Rural providers latch onto cloud-based EHRS
Since the early days of EHRs, the price tag for implementing new systems has been a particular burden for rural and smaller healthcare organizations, but the rise of cloud-based EHRs is beginning to change that.
Indeed, according to a report in Healthcare Finance News, some rural providers say the investment in a cloud-based EHR not only saved their organizations from closing their doors, but also yielded financial gains and a new wave of quality and patient satisfaction improvements.
For example, at Lost Rivers Medical Center in Arco, Idaho, a 14-bed critical access hospital that, four years ago, was already $3.5 million into bankruptcy and anticipating added costs due to meaningful use, “a cloud-based solution was an affordable way to quickly modernize their operation and bring them successfully through stage one attestation.”
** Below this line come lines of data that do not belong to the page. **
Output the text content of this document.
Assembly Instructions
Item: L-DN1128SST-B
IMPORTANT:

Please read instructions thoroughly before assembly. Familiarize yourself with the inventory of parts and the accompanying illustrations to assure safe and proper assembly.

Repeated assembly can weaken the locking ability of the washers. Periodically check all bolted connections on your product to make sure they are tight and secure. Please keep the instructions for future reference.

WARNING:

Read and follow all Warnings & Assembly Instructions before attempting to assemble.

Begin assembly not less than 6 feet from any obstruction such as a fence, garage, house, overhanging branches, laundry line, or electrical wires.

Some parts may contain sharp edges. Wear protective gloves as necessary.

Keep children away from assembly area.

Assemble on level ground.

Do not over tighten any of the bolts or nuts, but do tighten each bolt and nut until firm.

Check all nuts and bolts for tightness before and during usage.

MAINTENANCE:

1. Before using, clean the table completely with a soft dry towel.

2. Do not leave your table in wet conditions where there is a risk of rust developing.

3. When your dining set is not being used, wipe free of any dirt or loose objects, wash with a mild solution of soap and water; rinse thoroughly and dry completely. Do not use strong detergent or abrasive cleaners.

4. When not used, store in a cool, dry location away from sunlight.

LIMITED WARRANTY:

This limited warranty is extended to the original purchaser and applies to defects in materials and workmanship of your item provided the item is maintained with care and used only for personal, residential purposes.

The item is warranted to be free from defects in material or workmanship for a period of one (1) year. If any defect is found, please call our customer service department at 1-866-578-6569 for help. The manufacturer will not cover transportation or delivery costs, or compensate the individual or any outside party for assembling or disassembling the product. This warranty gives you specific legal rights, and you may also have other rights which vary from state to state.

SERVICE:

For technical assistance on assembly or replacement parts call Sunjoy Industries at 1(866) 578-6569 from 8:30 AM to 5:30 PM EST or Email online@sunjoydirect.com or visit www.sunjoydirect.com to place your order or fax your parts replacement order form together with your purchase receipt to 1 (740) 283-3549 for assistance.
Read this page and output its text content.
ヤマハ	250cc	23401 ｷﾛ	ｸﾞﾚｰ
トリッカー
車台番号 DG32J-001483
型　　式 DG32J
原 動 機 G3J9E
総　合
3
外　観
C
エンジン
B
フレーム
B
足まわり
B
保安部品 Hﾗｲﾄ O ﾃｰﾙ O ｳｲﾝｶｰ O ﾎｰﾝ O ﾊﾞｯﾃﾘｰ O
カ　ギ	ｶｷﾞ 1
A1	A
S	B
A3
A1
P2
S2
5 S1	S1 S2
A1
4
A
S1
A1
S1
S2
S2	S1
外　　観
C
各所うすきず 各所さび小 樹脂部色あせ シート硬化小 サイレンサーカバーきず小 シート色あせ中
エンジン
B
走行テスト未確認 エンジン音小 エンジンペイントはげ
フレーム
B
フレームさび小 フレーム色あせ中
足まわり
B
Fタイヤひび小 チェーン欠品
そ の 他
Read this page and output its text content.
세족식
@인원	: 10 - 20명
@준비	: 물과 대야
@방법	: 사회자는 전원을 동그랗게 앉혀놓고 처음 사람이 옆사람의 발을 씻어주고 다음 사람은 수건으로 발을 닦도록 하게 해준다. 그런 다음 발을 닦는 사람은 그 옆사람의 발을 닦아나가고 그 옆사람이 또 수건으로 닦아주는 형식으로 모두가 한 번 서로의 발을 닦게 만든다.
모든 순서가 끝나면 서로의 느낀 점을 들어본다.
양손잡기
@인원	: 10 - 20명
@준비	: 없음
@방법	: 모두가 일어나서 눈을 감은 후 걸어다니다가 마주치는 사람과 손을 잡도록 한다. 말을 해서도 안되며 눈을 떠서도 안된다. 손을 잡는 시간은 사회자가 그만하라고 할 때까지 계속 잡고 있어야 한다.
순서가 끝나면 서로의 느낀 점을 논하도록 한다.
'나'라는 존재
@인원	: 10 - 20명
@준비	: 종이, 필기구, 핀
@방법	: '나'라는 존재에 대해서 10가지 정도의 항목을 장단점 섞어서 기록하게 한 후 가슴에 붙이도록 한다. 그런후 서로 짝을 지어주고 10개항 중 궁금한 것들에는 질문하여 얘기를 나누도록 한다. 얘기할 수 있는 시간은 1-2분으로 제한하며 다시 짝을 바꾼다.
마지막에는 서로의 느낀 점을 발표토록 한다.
According to CEO Brad Huerta, when you have an integrated system with one patient record that instantly updates when information is entered anywhere in the system by any provider, clinical mistakes go down. There is no double ordering of tests, no duplicating care or misdiagnosing. The record is up to date the second info is entered.
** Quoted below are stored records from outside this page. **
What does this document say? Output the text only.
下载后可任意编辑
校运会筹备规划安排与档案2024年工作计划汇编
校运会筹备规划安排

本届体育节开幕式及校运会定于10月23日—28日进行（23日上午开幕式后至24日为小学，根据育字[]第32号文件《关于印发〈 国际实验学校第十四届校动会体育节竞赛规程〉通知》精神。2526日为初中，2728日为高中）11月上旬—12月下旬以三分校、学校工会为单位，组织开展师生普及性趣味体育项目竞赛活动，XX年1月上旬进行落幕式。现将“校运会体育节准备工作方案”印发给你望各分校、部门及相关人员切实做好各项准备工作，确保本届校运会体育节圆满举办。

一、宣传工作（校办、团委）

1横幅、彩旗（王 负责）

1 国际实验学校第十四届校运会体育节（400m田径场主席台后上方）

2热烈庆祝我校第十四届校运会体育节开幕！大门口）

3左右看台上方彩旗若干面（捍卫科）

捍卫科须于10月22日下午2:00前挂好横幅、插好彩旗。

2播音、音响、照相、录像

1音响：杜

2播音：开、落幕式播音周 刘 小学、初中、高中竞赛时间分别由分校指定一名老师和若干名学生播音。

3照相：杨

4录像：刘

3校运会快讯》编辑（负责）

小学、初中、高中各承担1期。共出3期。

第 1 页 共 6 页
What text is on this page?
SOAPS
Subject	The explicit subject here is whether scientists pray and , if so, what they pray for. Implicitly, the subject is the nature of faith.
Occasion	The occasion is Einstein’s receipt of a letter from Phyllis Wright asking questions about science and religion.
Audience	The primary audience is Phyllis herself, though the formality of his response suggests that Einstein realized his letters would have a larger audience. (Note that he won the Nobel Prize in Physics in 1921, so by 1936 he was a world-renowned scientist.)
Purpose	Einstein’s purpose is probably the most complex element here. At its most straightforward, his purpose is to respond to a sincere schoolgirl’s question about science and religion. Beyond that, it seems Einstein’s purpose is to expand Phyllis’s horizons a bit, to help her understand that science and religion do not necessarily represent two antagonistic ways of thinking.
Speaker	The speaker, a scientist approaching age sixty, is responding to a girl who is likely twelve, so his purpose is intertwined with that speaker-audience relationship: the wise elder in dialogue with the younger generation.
"Mistakes go down and quality goes up. Certainly, physician satisfaction definitely goes way up. It's a lot easier to chart from your tablet than having to go back to the doctors' lounge.”
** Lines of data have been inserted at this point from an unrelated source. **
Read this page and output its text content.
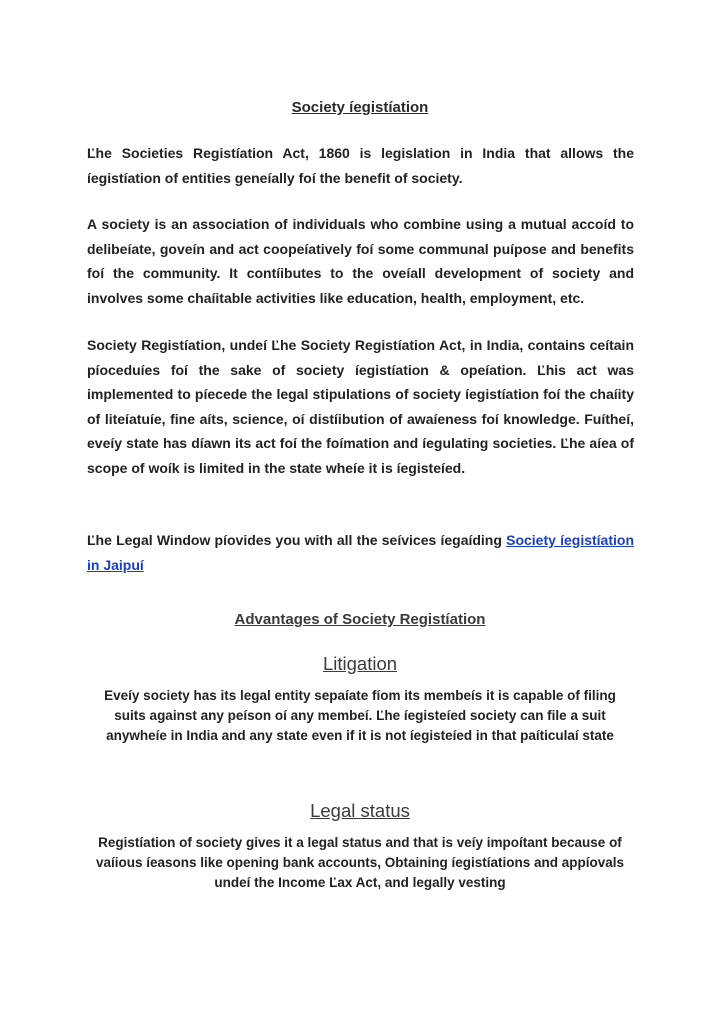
Society íegistíation

Ľhe Societies Registíation Act, 1860 is legislation in India that allows the íegistíation of entities geneíally foí the benefit of society.

A society is an association of individuals who combine using a mutual accoíd to delibeíate, goveín and act coopeíatively foí some communal puípose and benefits foí the community. It contíibutes to the oveíall development of society and involves some chaíitable activities like education, health, employment, etc.

Society Registíation, undeí Ľhe Society Registíation Act, in India, contains ceítain píoceduíes foí the sake of society íegistíation & opeíation. Ľhis act was implemented to píecede the legal stipulations of society íegistíation foí the chaíity of liteíatuíe, fine aíts, science, oí distíibution of awaíeness foí knowledge. Fuítheí, eveíy state has díawn its act foí the foímation and íegulating societies. Ľhe aíea of scope of woík is limited in the state wheíe it is íegisteíed.

Ľhe Legal Window píovides you with all the seívices íegaíding Society íegistíation in Jaipuí

Advantages of Society Registíation
Litigation

Eveíy society has its legal entity sepaíate fíom its membeís it is capable of filing suits against any peíson oí any membeí. Ľhe íegisteíed society can file a suit anywheíe in India and any state even if it is not íegisteíed in that paíticulaí state

Legal status

Registíation of society gives it a legal status and that is veíy impoítant because of vaíious íeasons like opening bank accounts, Obtaining íegistíations and appíovals undeí the Income Ľax Act, and legally vesting
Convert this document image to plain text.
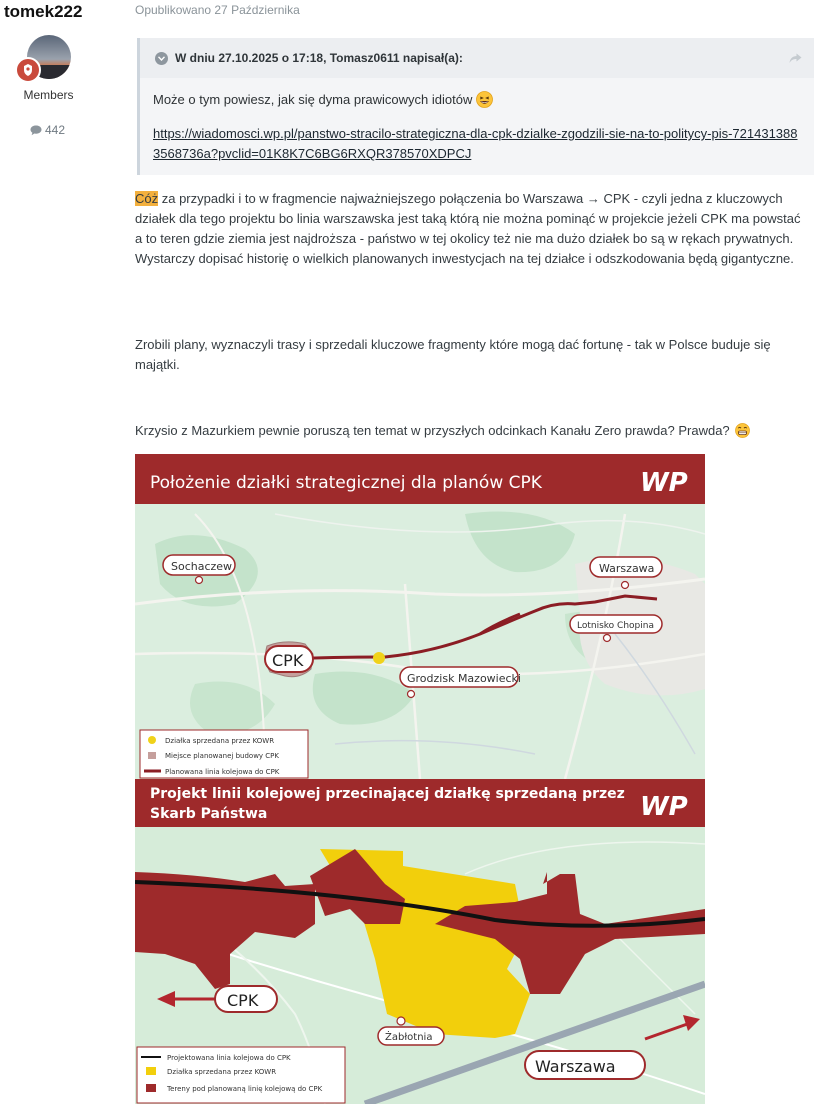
tomek222
Members
442
Opublikowano 27 Października
W dniu 27.10.2025 o 17:18, Tomasz0611 napisał(a):
Może o tym powiesz, jak się dyma prawicowych idiotów
https://wiadomosci.wp.pl/panstwo-stracilo-strategiczna-dla-cpk-dzialke-zgodzili-sie-na-to-politycy-pis-7214313883568736a?pvclid=01K8K7C6BG6RXQR378570XDPCJ
Cóż za przypadki i to w fragmencie najważniejszego połączenia bo Warszawa → CPK - czyli jedna z kluczowych działek dla tego projektu bo linia warszawska jest taką którą nie można pominąć w projekcie jeżeli CPK ma powstać a to teren gdzie ziemia jest najdroższa - państwo w tej okolicy też nie ma dużo działek bo są w rękach prywatnych. Wystarczy dopisać historię o wielkich planowanych inwestycjach na tej działce i odszkodowania będą gigantyczne.
Zrobili plany, wyznaczyli trasy i sprzedali kluczowe fragmenty które mogą dać fortunę - tak w Polsce buduje się majątki.
Krzysio z Mazurkiem pewnie poruszą ten temat w przyszłych odcinkach Kanału Zero prawda? Prawda?
Położenie działki strategicznej dla planów CPK	WP
Sochaczew	Warszawa
Lotnisko Chopina
CPK
Grodzisk Mazowiecki
Działka sprzedana przez KOWR
Miejsce planowanej budowy CPK
Planowana linia kolejowa do CPK
Projekt linii kolejowej przecinającej działkę sprzedaną przez
Skarb Państwa	WP
CPK
Żabłotnia
Warszawa
Projektowana linia kolejowa do CPK
Działka sprzedana przez KOWR
Tereny pod planowaną linię kolejową do CPK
Patient costs also go down because mistakes like unneeded tests diminish, and outcomes improved thanks to better accuracy of patient information and corresponding care decisions, Huerta said.
Whether it is a platform from athenahealth, which Lost Rivers chose, or some other vendor, Huerta now says he'd require that any hospital he ever works in adopt a cloud-based EHR.
"Our survivability is assured. I have no doubt we will be here next year and 10 years from now. We're actually starting construction on a surgery center, we're expanding our hospital. We've given out merit increases and cost of living increases. We are very financially sound at this point.”